Le phénomène se diffuse en Europe. Alors que le sujet des travailleurs des plateformes numériques mobilise de nombreux élus sur le continent, la plateforme de VTC Uber au Royaume-Uni va reconnaître, pour la première fois, le statut de travailleurs salariés à ses chauffeurs. Une première mondiale pour la société américaine, qui accorde ainsi à ses plus de 70 000 salariés anglais un salaire minimum et des congés payés. Une initiative qui fait suite à la décision de la Cour suprême britannique du 19 février dernier, qui avait estimé que les chauffeurs pouvaient être considérés comme des « travailleurs » et bénéficier ainsi de droits sociaux. Le 24 janvier, le parquet de Milan était parvenu à la même conclusion concernant les quelque 60 000 livreurs à vélo travaillant pour différentes plateformes numériques. Idem pour l’Espagne qui a requalifié, il y a quelques jours, les livreurs à vélo des plateformes en salariés.
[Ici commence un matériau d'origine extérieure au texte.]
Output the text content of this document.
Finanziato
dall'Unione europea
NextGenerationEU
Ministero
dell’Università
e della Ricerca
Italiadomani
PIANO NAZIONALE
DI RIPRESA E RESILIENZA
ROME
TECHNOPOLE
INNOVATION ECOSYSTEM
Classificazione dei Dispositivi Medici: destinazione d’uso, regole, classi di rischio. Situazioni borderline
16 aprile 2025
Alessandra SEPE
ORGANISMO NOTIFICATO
« C’est une grande avancée, qui suit d’autres décisions de justice sur le sol européen », réagit le sénateur communiste spécialiste de la question Pascal Savoldelli. « Le diagnostic que nous avions posé au moment de présenter notre proposition de loi sur les travailleurs des plateformes est désormais reconnu : toutes les décisions de justice montrent qu’il existe bel et bien un rapport de subordination entre les travailleurs et les plateformes, c’est une avancée, et il faut s’en féliciter. » Car le sujet des travailleurs du numérique est récurrent à la Haute assemblée. En juin, une proposition de loi portée par le groupe communiste entendait placer les travailleurs des plateformes sous la protection du droit du travail. La majorité sénatoriale avait cependant voté contre. « A la lumière des décisions de justice, notre proposition apparaît plus pertinente que jamais », appuie le sénateur communiste. « Il faut que le Sénat rattrape son retard, la majorité sénatoriale doit revoir sa copie. Il y a maintenant une lisibilité juridique et sociale qui doit trouver un débouché politique. »
« Certaines plateformes sont un cheval de Troie »
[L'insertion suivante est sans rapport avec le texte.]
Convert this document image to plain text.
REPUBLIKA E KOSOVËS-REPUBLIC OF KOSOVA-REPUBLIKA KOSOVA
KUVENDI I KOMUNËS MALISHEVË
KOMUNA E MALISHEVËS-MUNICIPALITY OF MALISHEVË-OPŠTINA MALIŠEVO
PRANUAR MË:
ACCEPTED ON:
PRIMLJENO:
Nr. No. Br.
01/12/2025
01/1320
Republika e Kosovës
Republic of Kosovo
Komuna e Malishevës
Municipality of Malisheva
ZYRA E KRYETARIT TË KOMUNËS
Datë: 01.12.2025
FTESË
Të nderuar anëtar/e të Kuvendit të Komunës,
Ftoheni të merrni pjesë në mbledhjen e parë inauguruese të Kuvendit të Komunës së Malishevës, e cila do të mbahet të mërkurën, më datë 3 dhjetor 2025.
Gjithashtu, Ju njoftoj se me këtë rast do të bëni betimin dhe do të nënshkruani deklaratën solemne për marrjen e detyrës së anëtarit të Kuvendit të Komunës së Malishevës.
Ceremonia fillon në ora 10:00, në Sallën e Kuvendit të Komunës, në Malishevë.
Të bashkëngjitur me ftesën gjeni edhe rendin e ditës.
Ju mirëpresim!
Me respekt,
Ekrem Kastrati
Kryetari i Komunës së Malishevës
Le 8 mars, c’est le groupe socialiste du Sénat qui avait repris le flambeau, déposant une proposition de loi sur la question visant à mettre fin à la précarité rencontrée par les travailleurs des plateformes. « Le gouvernement ne peut plus continuer à faire comme si le monde n’évoluait pas », tempête le sénateur socialiste Olivier Jacquin. « L’Angleterre, l’Italie, les Etats-Unis… Les décisions juridiques concernant les travailleurs des plateformes se succèdent, et le gouvernement continue à vouloir protéger les plateformes numériques plutôt que les personnes qui travaillent pour ces plateformes. » Et l’élu socialiste de fustiger le modèle de la start-up nation : « Chaque fois qu’une start-up sort une nouveauté, on oublie l’esprit critique et on applaudit des deux bras. Je ne suis pas anti-plateformes, ni anti-travailleurs indépendants, il existe de bonnes plateformes qui ne font pas pression sur le facteur travail, mais il y en a qui sont un véritable cheval de Troie dans notre société, et qui sont en train de casser notre modèle social et économique et de contribuer à créer des travailleurs pauvres. »
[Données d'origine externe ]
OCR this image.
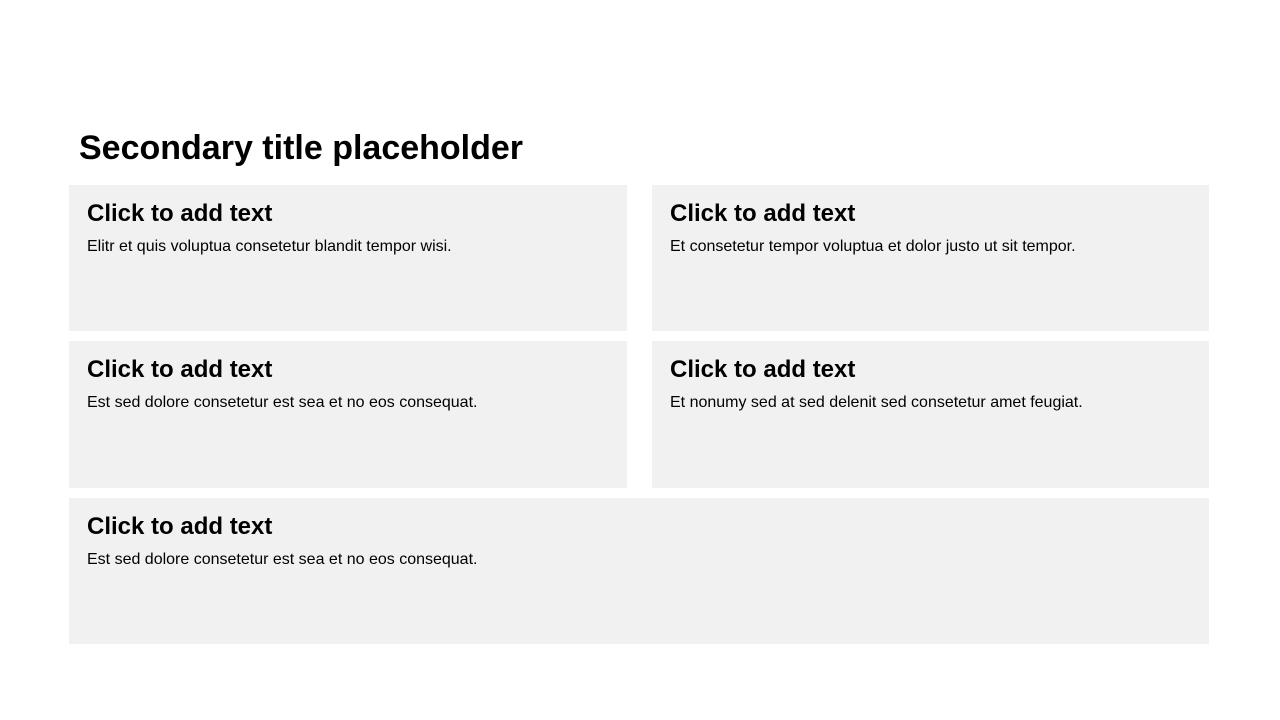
Secondary title placeholder
Click to add text
Elitr et quis voluptua consetetur blandit tempor wisi.
Click to add text
Et consetetur tempor voluptua et dolor justo ut sit tempor.
Click to add text
Est sed dolore consetetur est sea et no eos consequat.
Click to add text
Et nonumy sed at sed delenit sed consetetur amet feugiat.
Click to add text
Est sed dolore consetetur est sea et no eos consequat.
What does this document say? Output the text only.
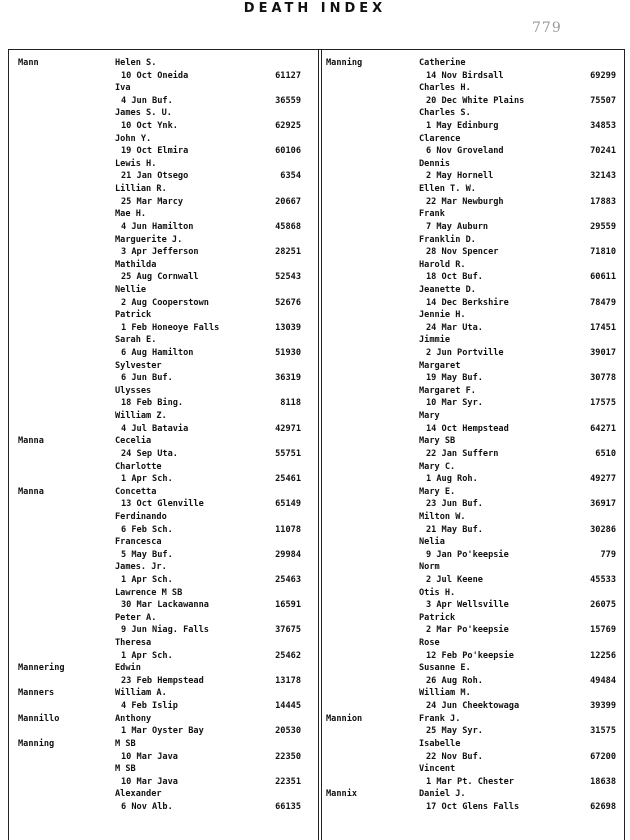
DEATH INDEX
779
Mann	Helen S.
10 Oct Oneida	61127
Iva
4 Jun Buf.	36559
James S. U.
10 Oct Ynk.	62925
John Y.
19 Oct Elmira	60106
Lewis H.
21 Jan Otsego	6354
Lillian R.
25 Mar Marcy	20667
Mae H.
4 Jun Hamilton	45868
Marguerite J.
3 Apr Jefferson	28251
Mathilda
25 Aug Cornwall	52543
Nellie
2 Aug Cooperstown	52676
Patrick
1 Feb Honeoye Falls	13039
Sarah E.
6 Aug Hamilton	51930
Sylvester
6 Jun Buf.	36319
Ulysses
18 Feb Bing.	8118
William Z.
4 Jul Batavia	42971
Manna	Cecelia
24 Sep Uta.	55751
Charlotte
1 Apr Sch.	25461
Manna	Concetta
13 Oct Glenville	65149
Ferdinando
6 Feb Sch.	11078
Francesca
5 May Buf.	29984
James. Jr.
1 Apr Sch.	25463
Lawrence M SB
30 Mar Lackawanna	16591
Peter A.
9 Jun Niag. Falls	37675
Theresa
1 Apr Sch.	25462
Mannering	Edwin
23 Feb Hempstead	13178
Manners	William A.
4 Feb Islip	14445
Mannillo	Anthony
1 Mar Oyster Bay	20530
Manning	M SB
10 Mar Java	22350
M SB
10 Mar Java	22351
Alexander
6 Nov Alb.	66135
Manning	Catherine
14 Nov Birdsall	69299
Charles H.
20 Dec White Plains	75507
Charles S.
1 May Edinburg	34853
Clarence
6 Nov Groveland	70241
Dennis
2 May Hornell	32143
Ellen T. W.
22 Mar Newburgh	17883
Frank
7 May Auburn	29559
Franklin D.
28 Nov Spencer	71810
Harold R.
18 Oct Buf.	60611
Jeanette D.
14 Dec Berkshire	78479
Jennie H.
24 Mar Uta.	17451
Jimmie
2 Jun Portville	39017
Margaret
19 May Buf.	30778
Margaret F.
10 Mar Syr.	17575
Mary
14 Oct Hempstead	64271
Mary SB
22 Jan Suffern	6510
Mary C.
1 Aug Roh.	49277
Mary E.
23 Jun Buf.	36917
Milton W.
21 May Buf.	30286
Nelia
9 Jan Po'keepsie	779
Norm
2 Jul Keene	45533
Otis H.
3 Apr Wellsville	26075
Patrick
2 Mar Po'keepsie	15769
Rose
12 Feb Po'keepsie	12256
Susanne E.
26 Aug Roh.	49484
William M.
24 Jun Cheektowaga	39399
Mannion	Frank J.
25 May Syr.	31575
Isabelle
22 Nov Buf.	67200
Vincent
1 Mar Pt. Chester	18638
Mannix	Daniel J.
17 Oct Glens Falls	62698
Forts de cette nouvelle vague de décisions de justice européenne, les sénateurs de gauche espèrent ainsi voir l’essai se transformer sur le territoire français, alors que les plateformes numériques prennent de plus en plus de place sur le marché du travail. « Nous espérons que cette avancée européenne ouvre la dynamique d’une construction législative majoritaire », conclut Pascal Savoldelli.